In August 2007, STLCC opened a fourth campus, St. Louis Community College–Wildwood in Wildwood. In addition, there are four satellite facilities throughout the area.

In 2011, Myrtle Dorsey was appointed as college chancellor.

=== Dissatisfaction with Chancellor Pittman ===
Jeff Pittman became chancellor of STLCC in July 2015. Pittman reportedly received approximately $40,000 for housing and car allowance in 2016. The Chancellor's level of compensation was characterized as 70 percent above the national average by some faculty concerned with the management of the college. Student protests occurred under Pittman.

On November 28, 2017, the college's chapter of the NEA called for a vote of no confidence in Chancellor Pittman and the board of trustees. Included in the NEA's call for a vote of no confidence was the statement by its President Robert Hertel, that the union was responding to "the levels of waste and mismanagement taking place at the college for YEARS". In January 2018, the Executive Council of the college's chapter of the National Education Association had a unanimous vote of "No Confidence" in Chancellor Pittman.

== Academics ==
The college grants associate degrees (A.A., A.S., A.A.S., A.F.A.), as well as Certificates of Proficiency (for completing a specified one-year course of study) and Certificates of Specialization (for completing a specified six-month course of study). A bachelor's degree (B.S.) in Respiratory Care is also offered.

== Athletics ==
STLCC operates as a single entity in athletic competition (as opposed to each campus operating as a separate program, which was the case prior to consolidation). Athletic teams are open to any eligible STLCC student, regardless of which campus the student attends.

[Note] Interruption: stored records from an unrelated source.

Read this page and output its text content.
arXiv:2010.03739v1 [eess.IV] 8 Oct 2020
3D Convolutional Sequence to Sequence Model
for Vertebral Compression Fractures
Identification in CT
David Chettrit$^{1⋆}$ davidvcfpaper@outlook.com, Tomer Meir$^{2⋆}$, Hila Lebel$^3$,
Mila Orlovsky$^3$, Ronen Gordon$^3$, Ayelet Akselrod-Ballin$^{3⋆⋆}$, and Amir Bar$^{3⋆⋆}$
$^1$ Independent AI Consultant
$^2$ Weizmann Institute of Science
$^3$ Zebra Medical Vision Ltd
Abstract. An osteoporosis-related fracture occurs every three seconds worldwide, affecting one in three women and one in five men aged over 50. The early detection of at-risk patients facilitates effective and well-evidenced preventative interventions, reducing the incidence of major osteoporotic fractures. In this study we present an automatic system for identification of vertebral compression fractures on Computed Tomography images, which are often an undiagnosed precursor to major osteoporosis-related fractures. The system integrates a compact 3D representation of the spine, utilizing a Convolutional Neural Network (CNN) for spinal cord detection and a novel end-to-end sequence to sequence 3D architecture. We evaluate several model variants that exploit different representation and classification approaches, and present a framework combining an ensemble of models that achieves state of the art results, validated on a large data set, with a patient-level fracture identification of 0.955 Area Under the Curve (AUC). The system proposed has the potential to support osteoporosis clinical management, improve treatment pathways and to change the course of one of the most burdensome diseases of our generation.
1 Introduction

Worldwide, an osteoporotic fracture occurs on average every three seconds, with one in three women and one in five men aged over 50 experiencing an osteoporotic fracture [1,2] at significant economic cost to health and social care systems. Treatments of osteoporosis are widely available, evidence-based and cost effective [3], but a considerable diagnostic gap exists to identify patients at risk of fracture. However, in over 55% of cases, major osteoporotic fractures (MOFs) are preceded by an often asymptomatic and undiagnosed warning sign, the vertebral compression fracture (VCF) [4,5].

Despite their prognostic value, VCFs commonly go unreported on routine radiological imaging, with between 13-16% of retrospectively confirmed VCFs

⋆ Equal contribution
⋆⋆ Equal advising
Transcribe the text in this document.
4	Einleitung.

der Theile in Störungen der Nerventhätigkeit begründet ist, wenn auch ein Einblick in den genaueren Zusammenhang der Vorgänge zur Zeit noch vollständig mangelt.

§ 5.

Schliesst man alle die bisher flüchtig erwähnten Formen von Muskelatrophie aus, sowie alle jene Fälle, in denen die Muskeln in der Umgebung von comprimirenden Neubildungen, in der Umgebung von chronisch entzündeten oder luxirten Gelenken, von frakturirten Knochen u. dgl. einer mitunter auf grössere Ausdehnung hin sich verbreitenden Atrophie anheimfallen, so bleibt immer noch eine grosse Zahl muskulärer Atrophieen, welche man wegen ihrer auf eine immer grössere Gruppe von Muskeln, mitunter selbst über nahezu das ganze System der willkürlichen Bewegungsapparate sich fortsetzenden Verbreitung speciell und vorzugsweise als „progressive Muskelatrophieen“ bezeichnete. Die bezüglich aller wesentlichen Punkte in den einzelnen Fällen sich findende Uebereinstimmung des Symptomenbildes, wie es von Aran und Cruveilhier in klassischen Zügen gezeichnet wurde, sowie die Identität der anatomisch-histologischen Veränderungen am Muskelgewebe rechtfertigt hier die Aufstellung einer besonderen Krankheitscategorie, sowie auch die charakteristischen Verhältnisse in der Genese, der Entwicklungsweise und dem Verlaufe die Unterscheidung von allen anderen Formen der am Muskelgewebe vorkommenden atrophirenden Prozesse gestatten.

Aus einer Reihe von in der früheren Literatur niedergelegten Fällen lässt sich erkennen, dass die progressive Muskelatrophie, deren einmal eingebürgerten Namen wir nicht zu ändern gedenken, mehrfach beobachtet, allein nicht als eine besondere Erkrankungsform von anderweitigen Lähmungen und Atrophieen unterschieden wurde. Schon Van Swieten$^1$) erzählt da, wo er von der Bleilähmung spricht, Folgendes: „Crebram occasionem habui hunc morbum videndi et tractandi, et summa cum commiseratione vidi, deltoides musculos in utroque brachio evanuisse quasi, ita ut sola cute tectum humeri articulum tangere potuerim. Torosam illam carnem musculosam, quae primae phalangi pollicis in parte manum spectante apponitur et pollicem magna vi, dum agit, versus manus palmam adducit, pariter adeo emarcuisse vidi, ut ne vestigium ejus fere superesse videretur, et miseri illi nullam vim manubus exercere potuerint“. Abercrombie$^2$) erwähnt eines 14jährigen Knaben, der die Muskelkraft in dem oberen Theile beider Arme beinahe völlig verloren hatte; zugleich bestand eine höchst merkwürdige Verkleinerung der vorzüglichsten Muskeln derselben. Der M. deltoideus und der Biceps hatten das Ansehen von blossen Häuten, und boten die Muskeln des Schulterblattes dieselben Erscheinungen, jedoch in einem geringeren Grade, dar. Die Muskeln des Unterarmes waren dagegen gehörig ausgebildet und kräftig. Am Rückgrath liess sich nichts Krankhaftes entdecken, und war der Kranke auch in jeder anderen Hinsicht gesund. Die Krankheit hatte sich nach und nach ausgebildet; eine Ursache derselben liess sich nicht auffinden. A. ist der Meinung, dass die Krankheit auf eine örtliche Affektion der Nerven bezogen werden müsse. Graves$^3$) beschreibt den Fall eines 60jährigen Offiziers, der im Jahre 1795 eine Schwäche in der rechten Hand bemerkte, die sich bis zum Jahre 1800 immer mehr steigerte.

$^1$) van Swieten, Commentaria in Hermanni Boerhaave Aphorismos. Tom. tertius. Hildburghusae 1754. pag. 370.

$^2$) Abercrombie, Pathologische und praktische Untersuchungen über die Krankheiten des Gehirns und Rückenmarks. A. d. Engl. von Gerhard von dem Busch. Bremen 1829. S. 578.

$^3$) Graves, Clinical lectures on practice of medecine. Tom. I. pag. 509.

The teams are known as the Archers (named for, and the athletic teams' logo incorporates, the Gateway Arch) and participate in the Missouri Community College Athletic Conference (MCCAC).

- The Florissant Valley Campus hosts Men's Soccer.
- The Forest Park Campus hosts Men's and Women's Basketball.
- The Meramec Campus hosts Men's Baseball, Women's Soccer, Women's Softball, and Women's Volleyball.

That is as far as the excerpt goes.